30
In the car ride home the next day Prince asks about my evening, but I tell him only the essentials.
“Are you going to be part of the family or what?”
“Ah, I don’t know man, we’ll see.”
Of course, the chances are slim. Kassy was on her way back to Kansas and I’m back to Johnson. We were comets just passing in the sky.
Hungover as hell with sunglasses on watching the same never ending Iowa terrain fly by, I can manage no inspiring language. It’s cloudy and I left my romantic reverie in the attic. My stomach is in terrible uneasiness and pain, and I’m overthinking everything. What a real out of body experience. Only hours ago I had been praying that the night would last forever, but now, through a thick hazy cloud of afterglow, I am forced forward and onward.

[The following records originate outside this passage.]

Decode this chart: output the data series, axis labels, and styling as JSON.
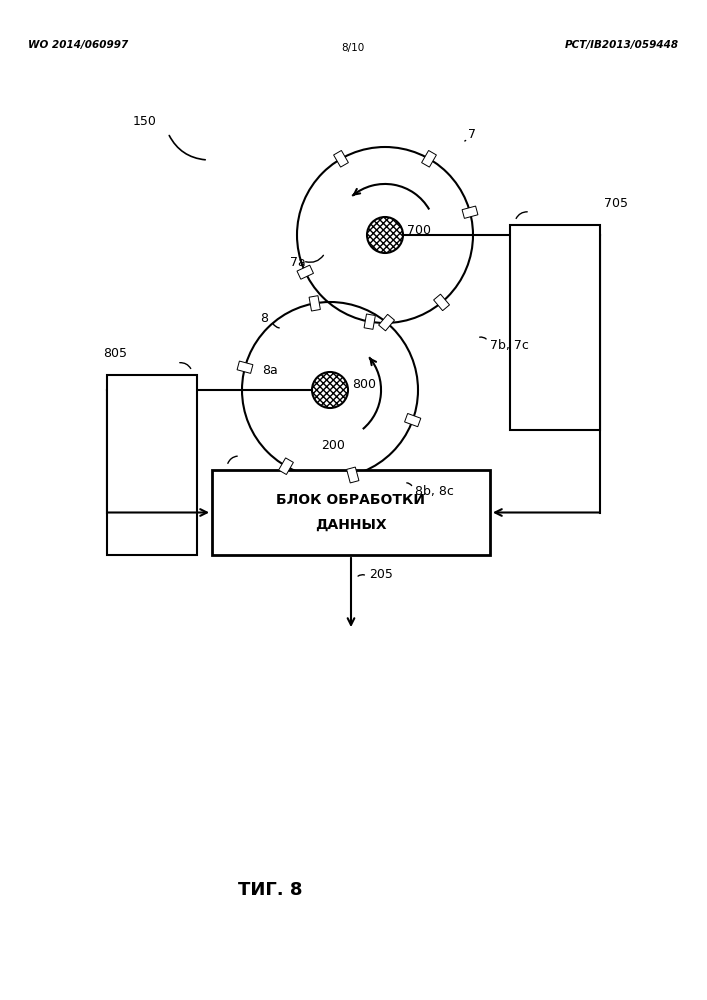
{
  "bg_color": "#ffffff",
  "header_left": "WO 2014/060997",
  "header_center": "8/10",
  "header_right": "PCT/IB2013/059448",
  "figure_label": "ΤИГ. 8",
  "box_text_line1": "БЛОК ОБРАБОТКИ",
  "box_text_line2": "ДАННЫХ",
  "lw": 1.5
}
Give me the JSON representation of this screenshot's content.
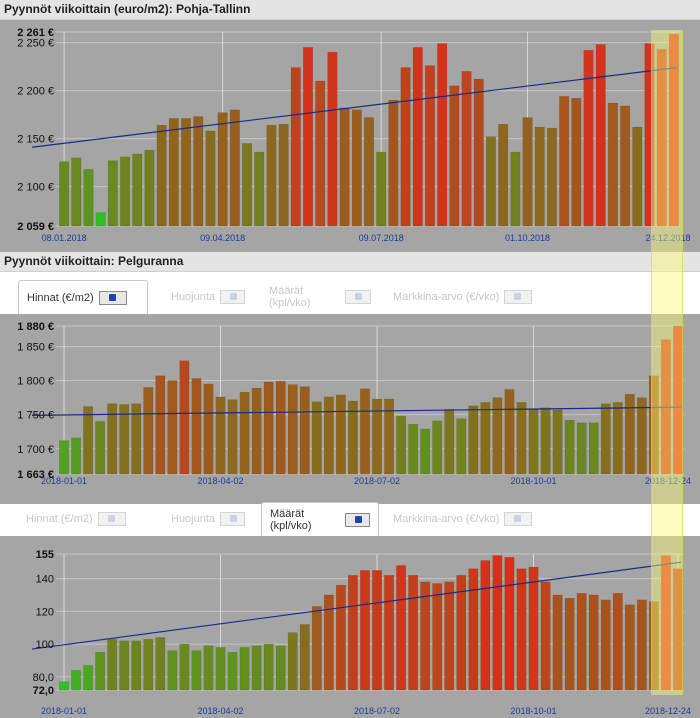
{
  "sections": {
    "top_title": "Pyynnöt viikoittain (euro/m2): Pohja-Tallinn",
    "bottom_title": "Pyynnöt viikoittain: Pelguranna"
  },
  "tabs_mid": [
    {
      "label": "Hinnat (€/m2)",
      "active": true
    },
    {
      "label": "Huojunta",
      "active": false
    },
    {
      "label": "Määrät (kpl/vko)",
      "active": false
    },
    {
      "label": "Markkina-arvo (€/vko)",
      "active": false
    }
  ],
  "tabs_low": [
    {
      "label": "Hinnat (€/m2)",
      "active": false
    },
    {
      "label": "Huojunta",
      "active": false
    },
    {
      "label": "Määrät (kpl/vko)",
      "active": true
    },
    {
      "label": "Markkina-arvo (€/vko)",
      "active": false
    }
  ],
  "colors": {
    "plot_background": "#a5a5a5",
    "low_bar": "#22cc22",
    "mid_bar": "#8a6a1e",
    "high_bar": "#e02a1a",
    "trend_line": "#1a2a8a",
    "highlight": "#f7ff78"
  },
  "chart_data": [
    {
      "type": "bar",
      "title": "Pyynnöt viikoittain (euro/m2): Pohja-Tallinn",
      "ylim": [
        2059,
        2261
      ],
      "yticks": [
        2059,
        2100,
        2150,
        2200,
        2250,
        2261
      ],
      "ytick_labels": [
        "2 059 €",
        "2 100 €",
        "2 150 €",
        "2 200 €",
        "2 250 €",
        "2 261 €"
      ],
      "bold_ticks": [
        2059,
        2261
      ],
      "x_labels": [
        {
          "index": 0,
          "label": "08.01.2018"
        },
        {
          "index": 13,
          "label": "09.04.2018"
        },
        {
          "index": 26,
          "label": "09.07.2018"
        },
        {
          "index": 38,
          "label": "01.10.2018"
        },
        {
          "index": 50,
          "label": "24.12.2018"
        }
      ],
      "values": [
        2126,
        2130,
        2118,
        2073,
        2127,
        2131,
        2134,
        2138,
        2164,
        2171,
        2171,
        2173,
        2158,
        2177,
        2180,
        2145,
        2136,
        2164,
        2165,
        2224,
        2245,
        2210,
        2240,
        2182,
        2180,
        2172,
        2136,
        2190,
        2224,
        2245,
        2226,
        2249,
        2205,
        2220,
        2212,
        2152,
        2165,
        2136,
        2172,
        2162,
        2161,
        2194,
        2192,
        2242,
        2248,
        2187,
        2184,
        2162,
        2249,
        2243,
        2259
      ],
      "trend": [
        2141,
        2224
      ],
      "grid_x_indices": [
        0,
        13,
        26,
        38,
        50
      ]
    },
    {
      "type": "bar",
      "title": "Pyynnöt viikoittain: Pelguranna",
      "ylim": [
        1663,
        1880
      ],
      "yticks": [
        1663,
        1700,
        1750,
        1800,
        1850,
        1880
      ],
      "ytick_labels": [
        "1 663 €",
        "1 700 €",
        "1 750 €",
        "1 800 €",
        "1 850 €",
        "1 880 €"
      ],
      "bold_ticks": [
        1663,
        1880
      ],
      "x_labels": [
        {
          "index": 0,
          "label": "2018-01-01"
        },
        {
          "index": 13,
          "label": "2018-04-02"
        },
        {
          "index": 26,
          "label": "2018-07-02"
        },
        {
          "index": 39,
          "label": "2018-10-01"
        },
        {
          "index": 51,
          "label": "2018-12-24"
        }
      ],
      "values": [
        1712,
        1716,
        1762,
        1740,
        1766,
        1765,
        1766,
        1790,
        1807,
        1800,
        1829,
        1803,
        1795,
        1776,
        1772,
        1783,
        1789,
        1798,
        1799,
        1794,
        1791,
        1769,
        1776,
        1779,
        1770,
        1788,
        1773,
        1773,
        1748,
        1736,
        1729,
        1741,
        1758,
        1744,
        1763,
        1768,
        1775,
        1787,
        1768,
        1758,
        1760,
        1757,
        1742,
        1738,
        1738,
        1766,
        1768,
        1780,
        1775,
        1807,
        1860,
        1880
      ],
      "trend": [
        1749,
        1761
      ],
      "grid_x_indices": [
        0,
        13,
        26,
        39,
        51
      ]
    },
    {
      "type": "bar",
      "title": "Määrät (kpl/vko)",
      "ylim": [
        72,
        155
      ],
      "yticks": [
        72,
        80,
        100,
        120,
        140,
        155
      ],
      "ytick_labels": [
        "72,0",
        "80,0",
        "100",
        "120",
        "140",
        "155"
      ],
      "bold_ticks": [
        72,
        155
      ],
      "x_labels": [
        {
          "index": 0,
          "label": "2018-01-01"
        },
        {
          "index": 13,
          "label": "2018-04-02"
        },
        {
          "index": 26,
          "label": "2018-07-02"
        },
        {
          "index": 39,
          "label": "2018-10-01"
        },
        {
          "index": 51,
          "label": "2018-12-24"
        }
      ],
      "values": [
        77,
        84,
        87,
        95,
        103,
        102,
        102,
        103,
        104,
        96,
        100,
        96,
        99,
        98,
        95,
        98,
        99,
        100,
        99,
        107,
        112,
        123,
        130,
        136,
        142,
        145,
        145,
        142,
        148,
        142,
        138,
        137,
        138,
        142,
        146,
        151,
        154,
        153,
        146,
        147,
        138,
        130,
        128,
        131,
        130,
        127,
        131,
        124,
        127,
        126,
        154,
        146
      ],
      "trend": [
        97,
        150
      ],
      "grid_x_indices": [
        0,
        13,
        26,
        39,
        51
      ]
    }
  ]
}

What had happened up there?
I’ve never felt like crying after sex in my life. What the hell was going on with me? Also, why do I feel so confused about everything? What kind of hungover, depressing torture have I stumbled into? There was nothing but freedom last night but today, I feel shackled. I close my eyes. This too shall pass. Goodness will return, I believe that, but for now, I am exposed. And even for this, I can’t help but judge myself harshly. God. What a fight. What is alright is not right. Phenomenal highs and the lowest of lows. On it goes.
And yet, there’s simply no denying it. As we drive home through the gloom of the now aching countryside, how I feel doesn’t matter. It doesn’t change the fact that I had one of the most spiritual nights of my life. Heart on fire, I’m certain I had seen the face of God in that attic, all soaring and plastered and making love to a woman I probably wouldn’t hold again for years, if ever. It was beautiful, it was. Everything’s okay. I say this to myself over and over and only once does my mind drift to Rose. I have one single thought about Rose and let it go. Fuck it. My headache pounds and I take out a cigarette. Prince drives us home in agreed upon silence.